Graph \(f(x)=\sin (x)\) and \(g(x)= \sin \left(x - \dfrac{\pi}{4}\right)\) for \(-2\pi \le x \le 2\pi\text{.}\) How is the graph of \(g\) different from the graph of \(f\text{?}\)

## Solution.

The graphs are shown below. The graph of \(g(x)= \sin \left(x - \dfrac{\pi}{4}\right)\) has the same amplitude, midline, and period as the graph of \(f(x)=\sin (x)\text{,}\) but the graph of \(g\) is shifted to the right by \(\dfrac{\pi}{4}\) units, compared to the graph of \(f\text{.}\)

We can see why this shift occurs by studying a table of values for the two functions.
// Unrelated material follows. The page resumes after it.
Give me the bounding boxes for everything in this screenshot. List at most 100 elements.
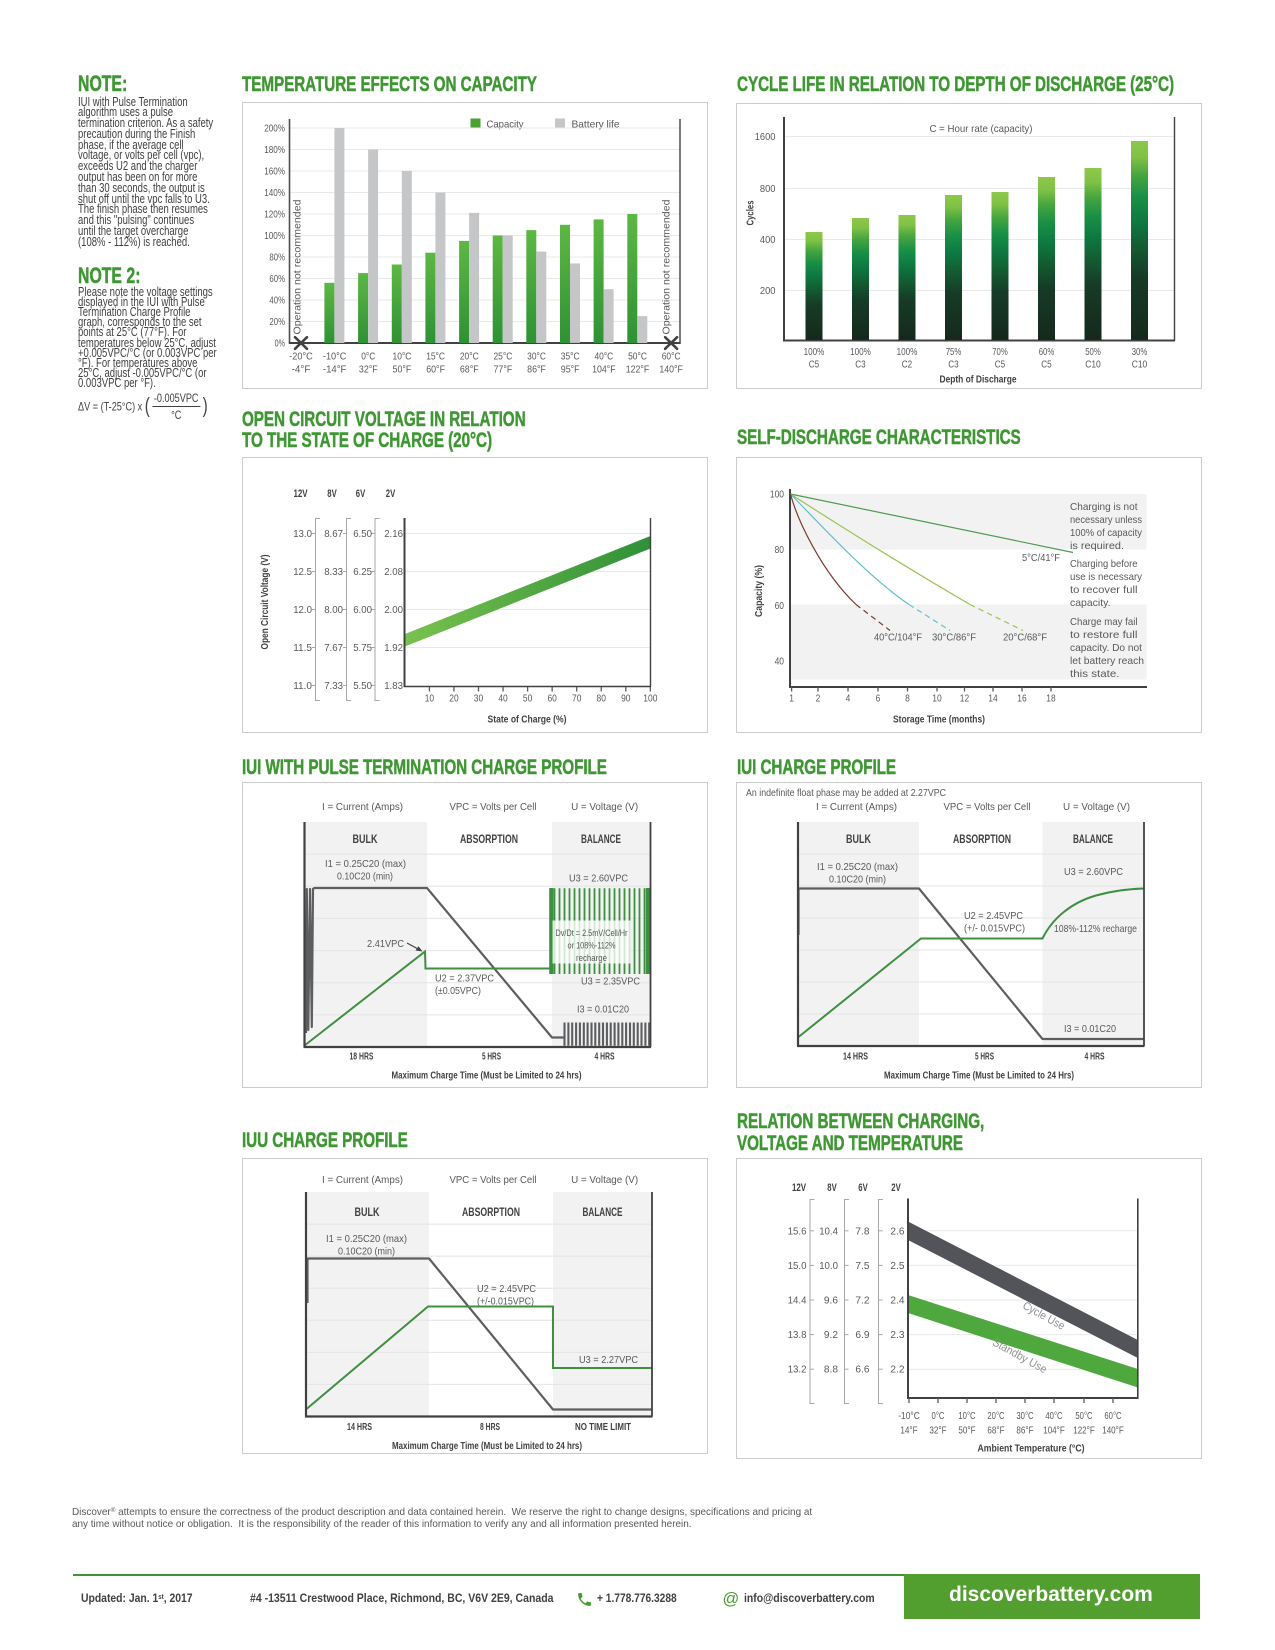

\(x\) | \(0\) | \(\dfrac{\pi}{4}\) | \(\dfrac{\pi}{2}\) | \(\dfrac{3\pi}{4}\) | \(\pi\) | \(\dfrac{5\pi}{4}\) | \(\dfrac{3\pi}{2}\) | \(\dfrac{7\pi}{4}\) | \(2\pi\) |

\(f(x)\) | \(0\) | \(\dfrac{\sqrt{2}}{2}\) | \(1\) | \(\dfrac{\sqrt{2}}{2}\) | \(0\) | \(\dfrac{-\sqrt{2}}{2}\) | \(-1\) | \(\dfrac{-\sqrt{2}}{2}\) | \(0\) |

\(g(x)\) | \(\dfrac{-\sqrt{2}}{2}\) | \(0\) | \(\dfrac{\sqrt{2}}{2}\) | \(1\) | \(\dfrac{\sqrt{2}}{2}\) | \(0\) | \(\dfrac{-\sqrt{2}}{2}\) | \(-1\) | \(\dfrac{-\sqrt{2}}{2}\) |

Notice that in the table, \(g\) has the same function values as \(f\text{,}\) but each one is shifted \(\dfrac{\pi}{4}\) units to the right. The same thing happens in the graph: each \(y\)-value appears \(\dfrac{\pi}{4}\) units farther to the right on \(g\) than it does on \(f\text{.}\)